Coffman, who has assumed the role of a private in Maj. Gen. Lew Wallace’s 11th Indiana Volunteer Infantry for 12 years, said he participates to honor his ancestors who fought in the war. Three of Coffman’s great-great-great grandfathers and one great-great-great uncle fought in the Civil War.

“The Civil War has always fascinated me, but when I found out about my family members who had served, I knew that I needed to do this to honor them,” Coffman said. “I love history, and it kind of seems like it’s dying out. But, we need to remember these soldiers because they fought to keep our nation as one.”

Barbara Wiltsey brought her granddaughter Grace to the event to show her what life was like 150 years ago.

“I think they should know how we got where we are today so they can appreciate how people used to live and how we live today,” Wiltsey said.
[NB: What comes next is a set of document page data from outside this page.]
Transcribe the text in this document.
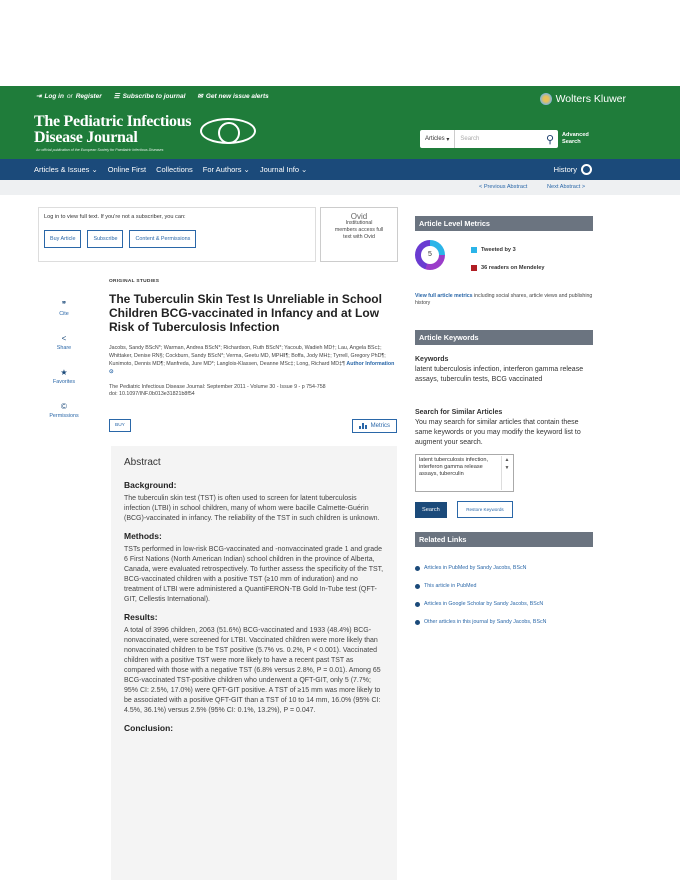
⇥ Log in or Register ☰ Subscribe to journal ✉ Get new issue alerts	Wolters Kluwer
The Pediatric Infectious
Disease Journal
An official publication of the European Society for Paediatric Infectious Diseases
Articles
▾	Search	⚲	Advanced
Search
Articles & Issues ⌄ Online First Collections For Authors ⌄ Journal Info ⌄	History
< Previous Abstract	Next Abstract >
Log in to view full text. If you're not a subscriber, you can:
Buy Article	Subscribe	Content & Permissions
Ovid
Institutional
members access full
text with Ovid
❞
Cite
<
Share
★
Favorites
©
Permissions
ORIGINAL STUDIES
The Tuberculin Skin Test Is Unreliable in School Children BCG-vaccinated in Infancy and at Low Risk of Tuberculosis Infection
Jacobs, Sandy BScN*; Warman, Andrea BScN*; Richardson, Ruth BScN*; Yacoub, Wadieh MD†; Lau, Angela BSc‡; Whittaker, Denise RN§; Cockburn, Sandy BScN*; Verma, Geetu MD, MPH‖¶; Boffa, Jody MH‡; Tyrrell, Gregory PhD¶; Kunimoto, Dennis MD¶; Manfreda, Jure MD*; Langlois-Klassen, Deanne MSc‡; Long, Richard MD‡¶ Author Information ⊙
The Pediatric Infectious Disease Journal: September 2011 - Volume 30 - Issue 9 - p 754-758
doi: 10.1097/INF.0b013e31821b8f54
BUY	Metrics
Abstract
Background:

The tuberculin skin test (TST) is often used to screen for latent tuberculosis infection (LTBI) in school children, many of whom were bacille Calmette-Guérin (BCG)-vaccinated in infancy. The reliability of the TST in such children is unknown.

Methods:

TSTs performed in low-risk BCG-vaccinated and -nonvaccinated grade 1 and grade 6 First Nations (North American Indian) school children in the province of Alberta, Canada, were evaluated retrospectively. To further assess the specificity of the TST, BCG-vaccinated children with a positive TST (≥10 mm of induration) and no treatment of LTBI were administered a QuantiFERON-TB Gold In-Tube test (QFT-GIT, Cellestis International).

Results:

A total of 3996 children, 2063 (51.6%) BCG-vaccinated and 1933 (48.4%) BCG-nonvaccinated, were screened for LTBI. Vaccinated children were more likely than nonvaccinated children to be TST positive (5.7% vs. 0.2%, P < 0.001). Vaccinated children with a positive TST were more likely to have a recent past TST as compared with those with a negative TST (6.8% versus 2.8%, P = 0.01). Among 65 BCG-vaccinated TST-positive children who underwent a QFT-GIT, only 5 (7.7%; 95% CI: 2.5%, 17.0%) were QFT-GIT positive. A TST of ≥15 mm was more likely to be associated with a positive QFT-GIT than a TST of 10 to 14 mm, 16.0% (95% CI: 4.5%, 36.1%) versus 2.5% (95% CI: 0.1%, 13.2%), P = 0.047.

Conclusion:

Article Level Metrics
5
Tweeted by 3
36 readers on Mendeley
View full article metrics including social shares, article views and publishing history
Article Keywords
Keywords
latent tuberculosis infection, interferon gamma release assays, tuberculin tests, BCG vaccinated
Search for Similar Articles
You may search for similar articles that contain these same keywords or you may modify the keyword list to augment your search.
latent tuberculosis infection, interferon gamma release assays, tuberculin
▲
▼
Search	Restore Keywords
Related Links
Articles in PubMed by Sandy Jacobs, BScN
This article in PubMed
Articles in Google Scholar by Sandy Jacobs, BScN
Other articles in this journal by Sandy Jacobs, BScN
Grace said she is glad she lives in today’s world, rather than during the Civil War era.

“The guns were really loud, and there was a lot of violence,” Grace said. “Plus we have so much more technology. It would be a lot harder to live back then.”

Learning about history is important, Grace said. “It’s what happened in our world.”

At Hope’s Moravian Cemetery, area historians and actors portrayed local residents who either participated in or were affected by the Civil War. Saturday also featured the grand opening of the Bartholomew County Historical Society’s Haw Creek Heritage Center, and a fashion show featuring original pieces and custom-made outfits based on fashions worn from 1776 to 1946.

The festival continues from 9 a.m. to 3 p.m. today.